Revision as of 00:56, 10 December 2017 by Johnldean (talk | contribs)

= Important implentation notes

+ The telemetered effort is not scalled by K, it's the raw effort coming out of the compensator

Layperson "how it works"

The central idea to spaghetti is an linear compensator that computes a control effort, given the history of measured altitudes. You don't need to know how it works. This control effort is in kg/s. It this then scaled by a gain, called k. Since ballasting and venting are discrete on/off, and the commanded effort is continuous, this needs to be converted into a series of discrete actions, separated by a time interval. This is much like PWM, but instead of changing duty cycle directly, you are changing the time interval between events such that the action time is fixed to it's minimum acceptable value, and produce the least discretization (in the future this may want to be changed to conserve power and minimize the number of valve actions).


freq: The frequency that the controller is called out, which will be a constant 20Hz

k: Scallar gain of the controller. High gains mean more actions, tighter control. Low gain means less actions, looser control

b_dldt: Magnitude of change in lift vs time for ballast actions IN kg/s. This can be directly measured on vb, and us usually around 0.001kg/s

v_dldt: Magnitude of Change in lift vs time for vent actions IN kg/s. This is always an estimate as can not be measured directly. It's a magnitude, and therefor always positive, even though venting decreases net lift

rate_min: minimum threshold for commanding a dl/dt

rate_max: maximum threshold for commanding a dl/dt

b_tmin: the minimum time that a discrete ballast event can be called for. This sets the time that ballast event will be for.

v_tmin: the minimum time that a vent ballast event can be called for. This sets the time that ballast event will be for.

h_cmd: the command altitude for the controller to aim for

Flight Controller Guide

In the dev version of spaghetti, you can't really set bounds on your altitude as you can with the legacy controller. Instead, you set a target, and a gain, and the controller attempts to hit the target, using an effort proportional to the gain. What gain will give you the altitude range you want? Who knows.

You also have other things to tune. You want a positive effort to have an equal but opposite effect on the system as a negative effort. Thing is, you don't exactly know you dl/dt for vent actions. So, you have to guess. If it looks like venting isn't having much effect, and the controller is spending much more time above the commanded altitude than below, decrease the set dl/dt for the venting, as your estimate of it is too high.
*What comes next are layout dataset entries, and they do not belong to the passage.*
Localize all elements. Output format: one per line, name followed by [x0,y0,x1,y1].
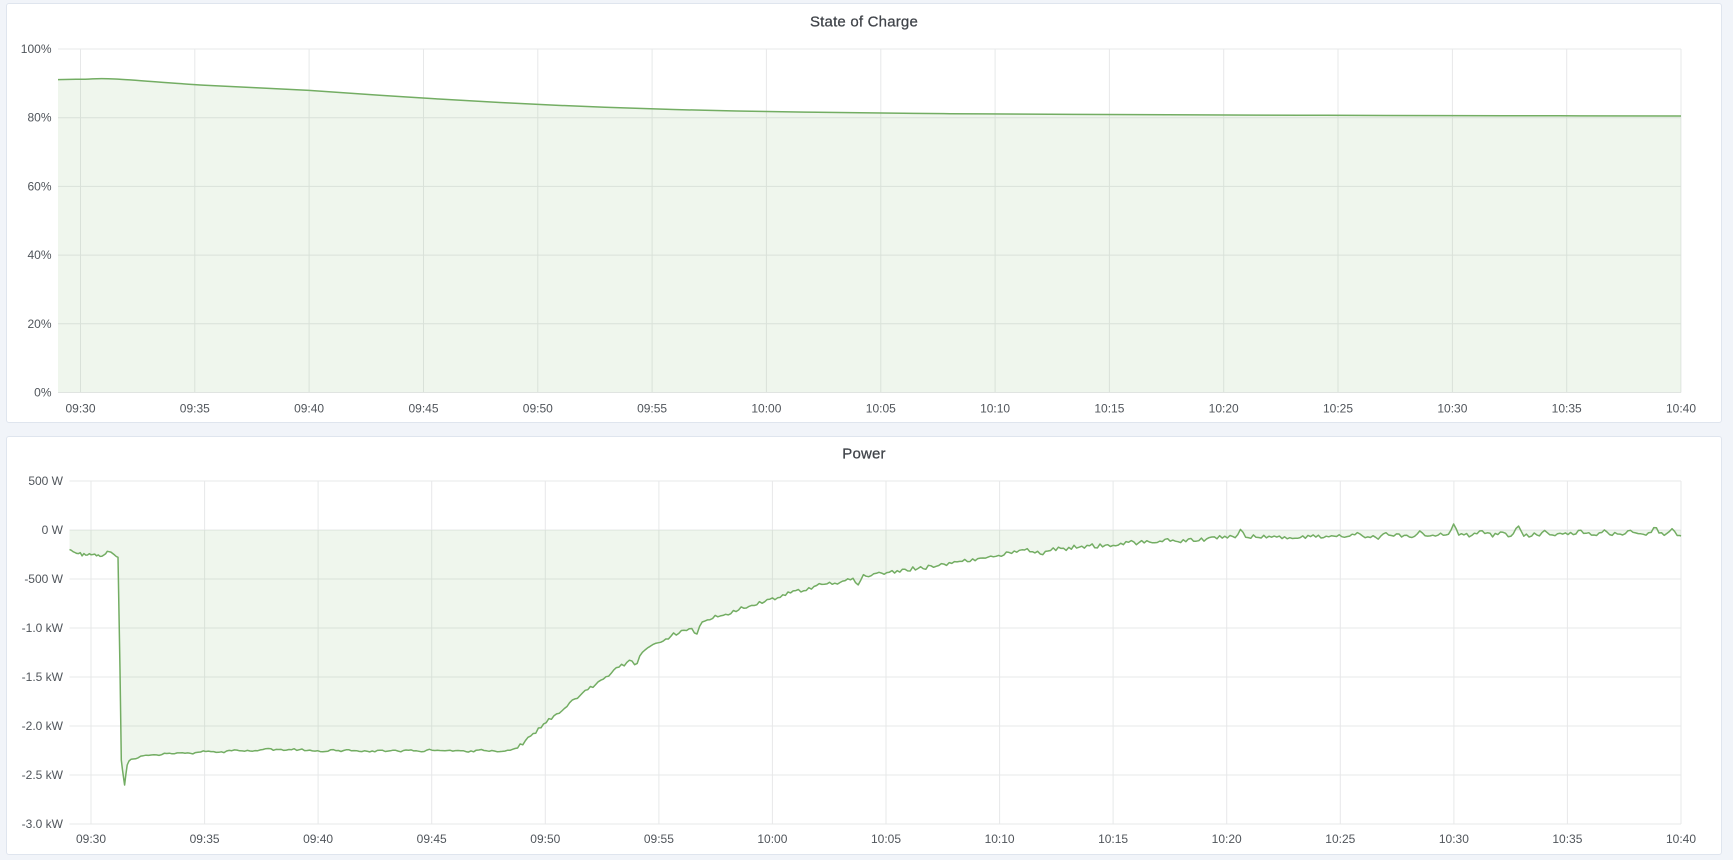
svg-text:10:05: 10:05 [866,402,896,416]
svg-text:10:25: 10:25 [1325,832,1355,846]
svg-text:09:30: 09:30 [76,832,106,846]
svg-text:-2.5 kW: -2.5 kW [22,768,64,782]
svg-text:10:40: 10:40 [1666,402,1696,416]
svg-text:10:05: 10:05 [871,832,901,846]
svg-text:09:40: 09:40 [294,402,324,416]
svg-text:10:20: 10:20 [1212,832,1242,846]
svg-text:10:15: 10:15 [1098,832,1128,846]
svg-text:500 W: 500 W [28,474,63,488]
svg-text:40%: 40% [27,248,51,262]
svg-text:10:10: 10:10 [985,832,1015,846]
svg-text:09:55: 09:55 [637,402,667,416]
svg-text:100%: 100% [21,42,52,56]
svg-text:State of Charge: State of Charge [810,14,918,31]
svg-text:09:35: 09:35 [190,832,220,846]
svg-text:-1.0 kW: -1.0 kW [22,621,64,635]
svg-text:20%: 20% [27,317,51,331]
svg-text:10:30: 10:30 [1437,402,1467,416]
svg-text:10:20: 10:20 [1209,402,1239,416]
svg-text:10:00: 10:00 [757,832,787,846]
svg-text:10:00: 10:00 [751,402,781,416]
svg-text:60%: 60% [27,179,51,193]
svg-text:10:40: 10:40 [1666,832,1696,846]
svg-text:-2.0 kW: -2.0 kW [22,719,64,733]
svg-text:0 W: 0 W [42,523,64,537]
svg-text:-3.0 kW: -3.0 kW [22,817,64,831]
svg-text:10:10: 10:10 [980,402,1010,416]
svg-text:09:50: 09:50 [530,832,560,846]
svg-text:09:30: 09:30 [65,402,95,416]
svg-text:09:45: 09:45 [408,402,438,416]
svg-text:09:35: 09:35 [180,402,210,416]
svg-text:09:40: 09:40 [303,832,333,846]
svg-text:80%: 80% [27,111,51,125]
svg-text:09:55: 09:55 [644,832,674,846]
svg-text:10:15: 10:15 [1094,402,1124,416]
svg-text:Power: Power [842,446,886,463]
svg-text:10:25: 10:25 [1323,402,1353,416]
svg-text:09:45: 09:45 [417,832,447,846]
svg-text:09:50: 09:50 [523,402,553,416]
svg-text:-500 W: -500 W [24,572,63,586]
svg-text:-1.5 kW: -1.5 kW [22,670,64,684]
svg-text:10:30: 10:30 [1439,832,1469,846]
svg-text:10:35: 10:35 [1552,402,1582,416]
svg-text:0%: 0% [34,386,52,400]
svg-text:10:35: 10:35 [1552,832,1582,846]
Also, you don't want to act when your effort is really low and you are close to the target. There needs to be a minimum threshold before you start acting. This is rate_min. The higher you make rate_min, the more the controller acts like a bang-bang controller, where it waits till it's pretty late and then acts a bunch. about 1 order of magnitude below your max rate is probably a decent place to start for your rate min.